The extravagant cheesecake and its many soothing interpretations over time have actually evolved from the very first cheesecakes that were believed to have been made in Ancient Greece. Cheesecakes were not a decadent sin but a necessary energy source for Olympic athletes. So essentially, the cheesecakes of today can be proud of their four thousand year old history. The original recipe consisted of only wheat flour, cheese, and honey and is attributed to the genius of Greek writer Athenaeus. Gradually over time, the Romans added their own twist to this gooey dessert. It was finally thanks to the cheesecake’s journey across Europe that the original recipe underwent a radical change — beaten eggs replaced yeast in the recipe. A New York dairy farmer who was trying his luck at making Neufchatel (a crumbly, mould-ripened cheese) ended up with the first cream cheese. This was then purchased years later by Kraft Company and so was born the Philadelphia Cream Cheese — a critical component of most cheesecake recipes.

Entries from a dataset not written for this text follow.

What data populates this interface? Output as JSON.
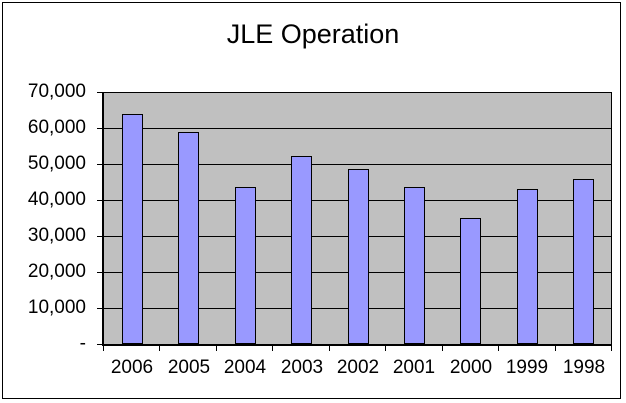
{
  "chart_data": {
    "type": "bar",
    "title": "JLE Operation",
    "categories": [
      "2006",
      "2005",
      "2004",
      "2003",
      "2002",
      "2001",
      "2000",
      "1999",
      "1998"
    ],
    "values": [
      64000,
      59000,
      43700,
      52300,
      48700,
      43700,
      35100,
      43000,
      45800
    ],
    "xlabel": "",
    "ylabel": "",
    "ylim": [
      0,
      70000
    ],
    "ytick_step": 10000,
    "ytick_labels_top_to_bottom": [
      "70,000",
      "60,000",
      "50,000",
      "40,000",
      "30,000",
      "20,000",
      "10,000",
      "-"
    ],
    "grid": "horizontal",
    "legend_position": "none",
    "colors": {
      "bar_fill": "#9999FF",
      "bar_border": "#000000",
      "plot_background": "#C0C0C0",
      "chart_background": "#FFFFFF",
      "gridline": "#000000",
      "axis": "#000000",
      "frame_border": "#000000",
      "text": "#000000"
    }
  }
}
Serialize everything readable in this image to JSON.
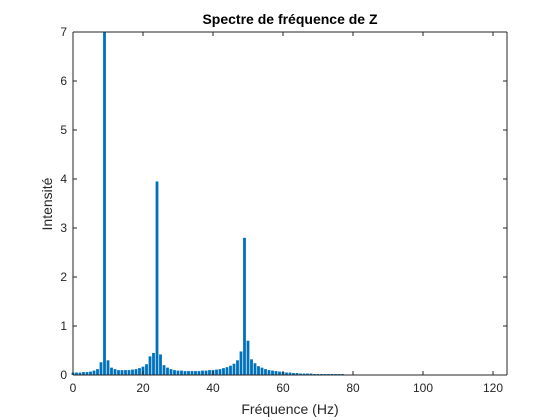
{
  "chart_data": {
    "type": "bar",
    "title": "Spectre de fréquence de Z",
    "xlabel": "Fréquence (Hz)",
    "ylabel": "Intensité",
    "xlim": [
      0,
      124
    ],
    "ylim": [
      0,
      7
    ],
    "xticks": [
      0,
      20,
      40,
      60,
      80,
      100,
      120
    ],
    "yticks": [
      0,
      1,
      2,
      3,
      4,
      5,
      6,
      7
    ],
    "bar_color": "#0072BD",
    "grid": false,
    "x": [
      0,
      1,
      2,
      3,
      4,
      5,
      6,
      7,
      8,
      9,
      10,
      11,
      12,
      13,
      14,
      15,
      16,
      17,
      18,
      19,
      20,
      21,
      22,
      23,
      24,
      25,
      26,
      27,
      28,
      29,
      30,
      31,
      32,
      33,
      34,
      35,
      36,
      37,
      38,
      39,
      40,
      41,
      42,
      43,
      44,
      45,
      46,
      47,
      48,
      49,
      50,
      51,
      52,
      53,
      54,
      55,
      56,
      57,
      58,
      59,
      60,
      61,
      62,
      63,
      64,
      65,
      66,
      67,
      68,
      69,
      70,
      71,
      72,
      73,
      74,
      75,
      76,
      77,
      78,
      79,
      80,
      81,
      82,
      83,
      84,
      85,
      86,
      87,
      88,
      89,
      90,
      91,
      92,
      93,
      94,
      95,
      96,
      97,
      98,
      99,
      100,
      101,
      102,
      103,
      104,
      105,
      106,
      107,
      108,
      109,
      110,
      111,
      112,
      113,
      114,
      115,
      116,
      117,
      118,
      119,
      120,
      121,
      122,
      123
    ],
    "values": [
      0.05,
      0.05,
      0.05,
      0.06,
      0.06,
      0.07,
      0.09,
      0.12,
      0.26,
      7.0,
      0.3,
      0.15,
      0.12,
      0.1,
      0.1,
      0.1,
      0.1,
      0.11,
      0.12,
      0.14,
      0.17,
      0.22,
      0.38,
      0.45,
      3.95,
      0.42,
      0.2,
      0.15,
      0.12,
      0.1,
      0.09,
      0.09,
      0.08,
      0.08,
      0.08,
      0.08,
      0.08,
      0.09,
      0.09,
      0.1,
      0.1,
      0.11,
      0.12,
      0.14,
      0.16,
      0.19,
      0.23,
      0.3,
      0.48,
      2.8,
      0.7,
      0.32,
      0.24,
      0.18,
      0.15,
      0.12,
      0.1,
      0.09,
      0.08,
      0.07,
      0.06,
      0.05,
      0.05,
      0.04,
      0.04,
      0.03,
      0.03,
      0.03,
      0.03,
      0.02,
      0.02,
      0.02,
      0.02,
      0.02,
      0.02,
      0.02,
      0.02,
      0.02,
      0.01,
      0.01,
      0.01,
      0.01,
      0.01,
      0.01,
      0.01,
      0.01,
      0.01,
      0.01,
      0.01,
      0.01,
      0.01,
      0.01,
      0.01,
      0.01,
      0.01,
      0.01,
      0.01,
      0.01,
      0.01,
      0.01,
      0.01,
      0.01,
      0.01,
      0.01,
      0.01,
      0.01,
      0.01,
      0.01,
      0.01,
      0.01,
      0.01,
      0.01,
      0.01,
      0.01,
      0.01,
      0.01,
      0.01,
      0.01,
      0.01,
      0.01,
      0.01,
      0.01,
      0.01,
      0.01
    ]
  }
}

The New York Style Cheesecake is a favourite across the globe and every restaurant in New York has developed its own version. To stake your claim to this classic favourite, you can stop by at Theobroma outlets in Bandra and Colaba or even Moshe’s. This cheesecake boasts of creamy consistency, with due credit to the sour cream in it. With many more variants of the cheesecake such as the Philadelphia-style cheesecake, the Bulgarian-style cheesecake, the Blueberry Cheesecake existing, you can rest assured that there is, indeed, plenty to chow down. Drizzle some chocolate or add in a dash of Bailey’s and you can create your own variety of cheesecake. A personal favourite of mine is the Blueberry Cheesecake where the gorgeous blend of soft cheese, fresh blueberries, and sugar causes your taste-buds to rejoice at the bursts of flavour and sweet goodness.

A simple creation that has travelled across the globe from Sweden and Poland to Japan and Australia, the cheesecake, is a globally local favourite today. If you want to grab a slice of this scrumptious dessert then stop by at your local café or coffee shop.